А ещё Сольге рассказала о второй своей попытке покинуть Октльхейн, о неудавшемся замужестве. О том, как снова зареклась покидать стены замка.
— Так что никому я не нужна, кроме моего короля, Шо-Рэй. И идти мне некуда и незачем, разве что Толфред, всё-таки, изгонит меня.
Маг, нет, не хмыкнул, как он это обыкновенно делал. Он молчал, и от молчания его веяло сочувствием и пониманием.
— Женщина, когда-то считавшаяся твоей матерью, и два недоумка на троне — ещё не весь мир, принцесса. Как и твой коронованный брат.
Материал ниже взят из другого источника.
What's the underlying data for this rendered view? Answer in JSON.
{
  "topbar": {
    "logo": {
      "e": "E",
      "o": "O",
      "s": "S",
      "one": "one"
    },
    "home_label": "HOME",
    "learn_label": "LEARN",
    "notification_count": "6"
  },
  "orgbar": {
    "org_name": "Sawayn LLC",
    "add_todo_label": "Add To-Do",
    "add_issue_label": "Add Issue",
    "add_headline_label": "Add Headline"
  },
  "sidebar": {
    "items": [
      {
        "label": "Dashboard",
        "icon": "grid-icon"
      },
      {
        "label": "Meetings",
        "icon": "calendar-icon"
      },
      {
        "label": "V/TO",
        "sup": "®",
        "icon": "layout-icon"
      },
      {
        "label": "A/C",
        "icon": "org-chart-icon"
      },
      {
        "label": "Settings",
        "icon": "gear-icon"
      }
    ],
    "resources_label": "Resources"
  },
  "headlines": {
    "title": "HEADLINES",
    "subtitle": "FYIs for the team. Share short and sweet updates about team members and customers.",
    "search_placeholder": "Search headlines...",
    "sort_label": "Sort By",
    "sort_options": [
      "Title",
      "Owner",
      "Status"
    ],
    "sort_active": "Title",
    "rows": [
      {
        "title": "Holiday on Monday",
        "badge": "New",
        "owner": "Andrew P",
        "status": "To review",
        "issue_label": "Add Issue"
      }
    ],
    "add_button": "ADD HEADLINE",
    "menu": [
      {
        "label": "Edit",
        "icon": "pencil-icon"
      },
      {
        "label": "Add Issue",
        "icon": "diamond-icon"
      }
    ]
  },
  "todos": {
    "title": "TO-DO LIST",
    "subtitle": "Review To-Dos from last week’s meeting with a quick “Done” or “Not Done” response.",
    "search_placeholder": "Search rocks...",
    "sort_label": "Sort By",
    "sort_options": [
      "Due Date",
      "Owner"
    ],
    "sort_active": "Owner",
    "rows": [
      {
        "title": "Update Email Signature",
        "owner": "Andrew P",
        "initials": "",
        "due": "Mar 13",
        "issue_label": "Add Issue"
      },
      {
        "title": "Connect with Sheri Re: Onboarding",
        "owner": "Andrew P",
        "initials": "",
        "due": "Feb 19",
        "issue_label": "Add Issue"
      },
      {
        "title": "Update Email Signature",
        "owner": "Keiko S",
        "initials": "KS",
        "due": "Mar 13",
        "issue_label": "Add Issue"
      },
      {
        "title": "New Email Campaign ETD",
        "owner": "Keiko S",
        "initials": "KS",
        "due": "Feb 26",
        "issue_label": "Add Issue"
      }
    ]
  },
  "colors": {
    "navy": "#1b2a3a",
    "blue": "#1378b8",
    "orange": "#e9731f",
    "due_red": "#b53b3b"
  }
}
Подумай об этом. И, может быть, ты решишься отправиться в новое путешествие, не дожидаясь изгнания. На мою компанию можешь рассчитывать. И да, я обещаю тебе, принцесса Сольге, что если однажды я решусь вернуться в свою страну, то обязательно позову тебя с собой. Если, конечно, тебя не укачивает на волнах.
Сольге засмеялась — впервые за последние дни ей стало легко. В мерцающем свете свечи было не видно, но она была готова поклясться, что маг тоже улыбался.
***
Начавшееся с таким шумом и вопреки традициям Посвящение постепенно комкалось, теряло торжественность и скатывалось в площадной фарс.
Как бы ни любили принцессу Байвин подданные, видеть благодетельницу на месте, ею не заслуженном, было странно. Гордость матерей была понятна и радовала сердца, но отсутствие отцов и старших братьев, принимающих юных воинов в свои ряды, создавало ощущение, будто дети пробрались в оружейную и решили поиграть в главный праздник Октльхейна.
Народ, чей дух должно было поднять Посвящение, теснился у стен, толпился в воротах — зрителей в этот раз было куда больше, чем обычно. Чужаки-южане, затесавшиеся в толпе, гортанно перекрикивались, тыкали пальцами, глумливо обсмеивали происходящее. Кое-где вспыхивали потасовки между ними и октльхейнцами, быстро гаснущие, впрочем, в этой тесноте.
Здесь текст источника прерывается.